A confession: I know only too personally the joy of early onset male pattern baldness. In my case, it crept up just slowly enough for Minoxidil to preserve a few token sprouts. Still, my “early onset” was late twenties, how much more traumatic would it have been if I’d been in my early teens? That’s the predicament facing the title character of this mostly irritating comedy from SNL gagster turned writer-director T. Sean Shannon.

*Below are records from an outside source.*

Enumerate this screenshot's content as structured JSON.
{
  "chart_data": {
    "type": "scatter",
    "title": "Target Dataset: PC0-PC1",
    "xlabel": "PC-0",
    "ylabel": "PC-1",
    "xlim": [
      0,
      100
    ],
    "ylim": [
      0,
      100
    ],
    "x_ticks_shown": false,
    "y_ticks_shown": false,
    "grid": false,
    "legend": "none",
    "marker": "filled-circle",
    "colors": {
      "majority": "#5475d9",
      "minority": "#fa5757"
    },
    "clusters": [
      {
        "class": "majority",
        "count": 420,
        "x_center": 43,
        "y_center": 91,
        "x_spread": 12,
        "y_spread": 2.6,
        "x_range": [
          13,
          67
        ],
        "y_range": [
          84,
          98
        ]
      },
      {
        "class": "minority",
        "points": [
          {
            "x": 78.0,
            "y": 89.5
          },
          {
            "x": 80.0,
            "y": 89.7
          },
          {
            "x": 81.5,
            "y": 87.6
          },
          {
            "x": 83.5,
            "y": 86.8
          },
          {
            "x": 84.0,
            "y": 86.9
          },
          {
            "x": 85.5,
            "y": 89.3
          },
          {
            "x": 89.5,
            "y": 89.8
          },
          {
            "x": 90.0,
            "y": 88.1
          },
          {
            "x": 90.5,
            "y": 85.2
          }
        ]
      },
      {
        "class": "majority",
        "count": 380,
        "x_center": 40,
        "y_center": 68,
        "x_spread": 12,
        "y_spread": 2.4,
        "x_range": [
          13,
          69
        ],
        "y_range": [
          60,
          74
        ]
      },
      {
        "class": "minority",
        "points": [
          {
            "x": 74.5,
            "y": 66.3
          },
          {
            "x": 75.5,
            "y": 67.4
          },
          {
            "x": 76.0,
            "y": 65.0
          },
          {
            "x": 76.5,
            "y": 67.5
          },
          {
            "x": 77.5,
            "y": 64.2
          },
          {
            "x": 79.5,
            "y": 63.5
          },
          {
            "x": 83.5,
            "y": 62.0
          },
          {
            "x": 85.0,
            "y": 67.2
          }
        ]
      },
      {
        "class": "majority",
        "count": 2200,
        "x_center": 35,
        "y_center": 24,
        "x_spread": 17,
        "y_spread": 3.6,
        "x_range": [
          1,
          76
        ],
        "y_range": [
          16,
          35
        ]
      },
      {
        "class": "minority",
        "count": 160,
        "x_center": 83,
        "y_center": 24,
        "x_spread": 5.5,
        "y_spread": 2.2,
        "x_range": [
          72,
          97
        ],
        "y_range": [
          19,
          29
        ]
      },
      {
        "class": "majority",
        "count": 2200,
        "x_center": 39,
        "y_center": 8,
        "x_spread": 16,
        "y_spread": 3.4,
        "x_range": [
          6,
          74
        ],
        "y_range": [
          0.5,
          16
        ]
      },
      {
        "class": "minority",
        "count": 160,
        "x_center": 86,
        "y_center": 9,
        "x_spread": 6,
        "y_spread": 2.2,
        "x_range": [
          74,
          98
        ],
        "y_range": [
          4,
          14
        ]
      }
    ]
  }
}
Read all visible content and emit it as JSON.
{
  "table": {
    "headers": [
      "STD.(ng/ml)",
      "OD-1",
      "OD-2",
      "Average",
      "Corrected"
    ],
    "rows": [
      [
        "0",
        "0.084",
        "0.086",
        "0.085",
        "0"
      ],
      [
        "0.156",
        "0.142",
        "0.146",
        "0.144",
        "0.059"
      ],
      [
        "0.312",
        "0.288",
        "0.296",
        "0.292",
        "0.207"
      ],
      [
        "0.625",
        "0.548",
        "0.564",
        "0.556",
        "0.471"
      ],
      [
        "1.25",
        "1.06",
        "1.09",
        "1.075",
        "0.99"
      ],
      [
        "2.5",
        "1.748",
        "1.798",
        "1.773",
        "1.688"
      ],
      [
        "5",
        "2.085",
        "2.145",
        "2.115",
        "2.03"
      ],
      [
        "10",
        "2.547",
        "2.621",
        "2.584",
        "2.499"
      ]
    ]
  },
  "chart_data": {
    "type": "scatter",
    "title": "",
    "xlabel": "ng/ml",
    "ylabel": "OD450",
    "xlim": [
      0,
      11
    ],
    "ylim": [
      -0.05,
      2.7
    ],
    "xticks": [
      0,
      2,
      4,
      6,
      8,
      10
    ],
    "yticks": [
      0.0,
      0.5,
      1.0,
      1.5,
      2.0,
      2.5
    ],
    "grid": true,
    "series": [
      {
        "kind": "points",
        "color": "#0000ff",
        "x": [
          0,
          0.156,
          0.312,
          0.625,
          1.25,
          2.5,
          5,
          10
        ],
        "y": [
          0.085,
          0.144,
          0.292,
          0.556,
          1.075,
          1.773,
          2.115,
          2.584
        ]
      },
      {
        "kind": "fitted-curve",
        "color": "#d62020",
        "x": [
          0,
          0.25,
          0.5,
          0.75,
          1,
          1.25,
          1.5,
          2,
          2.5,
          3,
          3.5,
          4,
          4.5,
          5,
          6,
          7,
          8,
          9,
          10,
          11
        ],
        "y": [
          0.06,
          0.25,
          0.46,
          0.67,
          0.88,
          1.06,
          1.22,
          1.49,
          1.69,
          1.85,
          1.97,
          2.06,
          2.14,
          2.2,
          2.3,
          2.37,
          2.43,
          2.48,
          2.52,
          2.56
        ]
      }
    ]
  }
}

Shannon doesn’t seem to know whether he wants to make a wholesome and small-scale yet over-the-top teen-comedy a la “Napoleon Dynamite” or a more realistic coming of age tale. He might have done slightly better with the latter because, despite his background, the ratio of good to bad jokes is about 1 to 15, Moreover, as Harold, young Spencer Breslin (Abigail’s big brother) is asked to almost single-handedly carry the movie. The stocky Breslin at times seems to be channeling a young Paul Giamatti in the scenes where he’s supposed to be way-prematurely crochety (apparently, he’s internalized his baldness to some degree), but then lapses into Michael Cera-style deadpan once all the old-guy “Murder She Wrote”/”Matlock” jokes we’ve been hearing for months in regards to John McCain have been exhausted. Unfortunately, neither really works — but it’s clearly not his fault. More experienced costars Ally Sheedy as Harold’s mom and Cuba Gooding, Jr. as his school’s wacky-but-helpful janitor, are equally at sea. Even cameos by such comedy sure things as Fred Willard and Chris Parnell aren’t able to do a whole lot with this unsure, and sometimes downright agonizing, material. While not completely wretched — I laughed several times and things do pick-up slightly in the last reel – in the ranks of coming of age comedies, “Harold” doesn’t really rank at all.